Please notice again, that you should never add the target folder
(resources/target or tooling/target) to the git history. The
downloaded tools can easily be downloaded running Maven in each
working copy of the edition.
After the above set up the new tools can be used likewise in local set ups as in the CI/CD pipelines. The first thing should allways be installing your reproducible tooling environment:
cd resources # or cd tooling
./mvnw packageOf course, you don't have to use
Tooling; it's just a
recommendation. Instead you can use GNU Make or simply your command
line, for getting and unpacking a release of xtriples-micro.

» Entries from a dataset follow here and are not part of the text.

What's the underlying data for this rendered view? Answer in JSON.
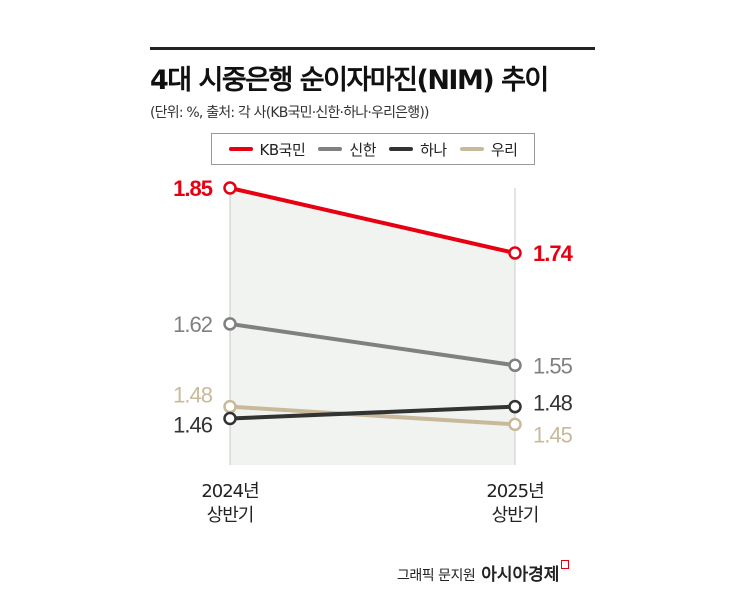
{
  "title": "4대 시중은행 순이자마진(NIM) 추이",
  "subtitle": "(단위: %, 출처: 각 사(KB국민·신한·하나·우리은행))",
  "credit": {
    "text": "그래픽 문지원",
    "brand": "아시아경제"
  },
  "chart_data": {
    "type": "line",
    "categories": [
      "2024년\n상반기",
      "2025년\n상반기"
    ],
    "category_lines": [
      [
        "2024년",
        "상반기"
      ],
      [
        "2025년",
        "상반기"
      ]
    ],
    "legend_position": "top",
    "series": [
      {
        "name": "KB국민",
        "values": [
          1.85,
          1.74
        ],
        "color": "#e60012"
      },
      {
        "name": "신한",
        "values": [
          1.62,
          1.55
        ],
        "color": "#808080"
      },
      {
        "name": "하나",
        "values": [
          1.46,
          1.48
        ],
        "color": "#333333"
      },
      {
        "name": "우리",
        "values": [
          1.48,
          1.45
        ],
        "color": "#c9b99b"
      }
    ],
    "value_labels": [
      [
        "1.85",
        "1.74"
      ],
      [
        "1.62",
        "1.55"
      ],
      [
        "1.46",
        "1.48"
      ],
      [
        "1.48",
        "1.45"
      ]
    ],
    "grid": false
  }
}
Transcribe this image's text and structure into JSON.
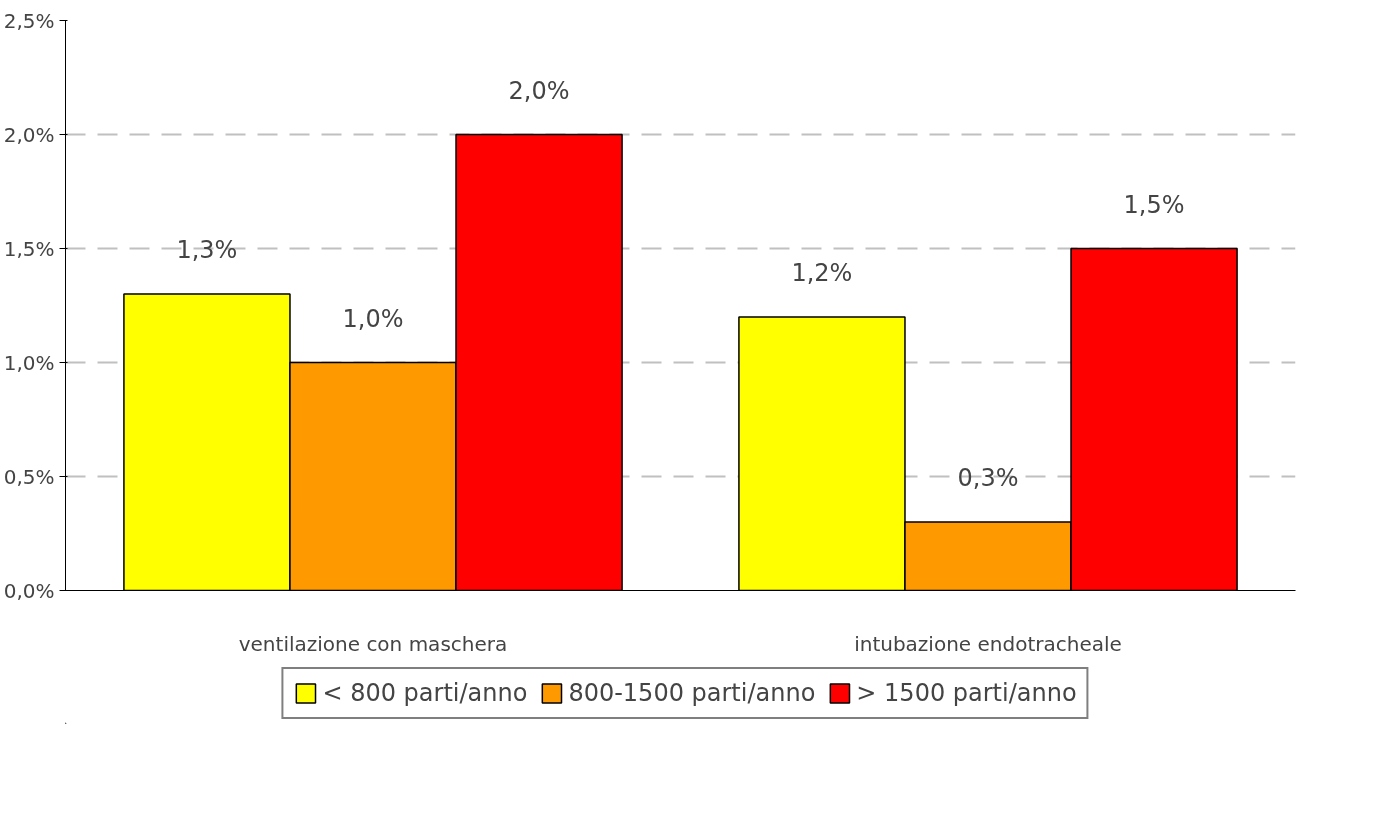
{
  "chart_data": {
    "type": "bar",
    "categories": [
      "ventilazione con maschera",
      "intubazione endotracheale"
    ],
    "series": [
      {
        "name": "< 800 parti/anno",
        "color": "#ffff00",
        "values": [
          1.3,
          1.2
        ],
        "value_labels": [
          "1,3%",
          "1,2%"
        ]
      },
      {
        "name": "800-1500 parti/anno",
        "color": "#ff9900",
        "values": [
          1.0,
          0.3
        ],
        "value_labels": [
          "1,0%",
          "0,3%"
        ]
      },
      {
        "name": "> 1500 parti/anno",
        "color": "#ff0000",
        "values": [
          2.0,
          1.5
        ],
        "value_labels": [
          "2,0%",
          "1,5%"
        ]
      }
    ],
    "ylim": [
      0,
      2.5
    ],
    "yticks": [
      {
        "value": 0,
        "label": "0,0%"
      },
      {
        "value": 0.5,
        "label": "0,5%"
      },
      {
        "value": 1,
        "label": "1,0%"
      },
      {
        "value": 1.5,
        "label": "1,5%"
      },
      {
        "value": 2,
        "label": "2,0%"
      },
      {
        "value": 2.5,
        "label": "2,5%"
      }
    ],
    "grid": "y",
    "legend": "bottom"
  }
}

export XTRIPLES_VERSION=0.5.4
wget https://github.com/SCDH/xtriples-micro/releases/download/$XTRIPLES_VERSION/xtriples-$XTRIPLES_VERSION-package.zip
wget https://your-provider.com/saxon-he.jar
wget https://your-provider.com/jena-riot.jar
wget https://your-provider.com/all-the-other-dependency.jars
export CP=.........
java -cp $CP net.sf.saxon.Transform ...However, this will quickly get very error prone. Furthermore, using Ant's XSLT target has shown to run 60 times faster that driving XSLT for many files through GNU Make, i.e., minutes instead of seconds.
[^1]: Cloing xtriples-micro and using its tooling environment should
only be used for playing around with it and for development.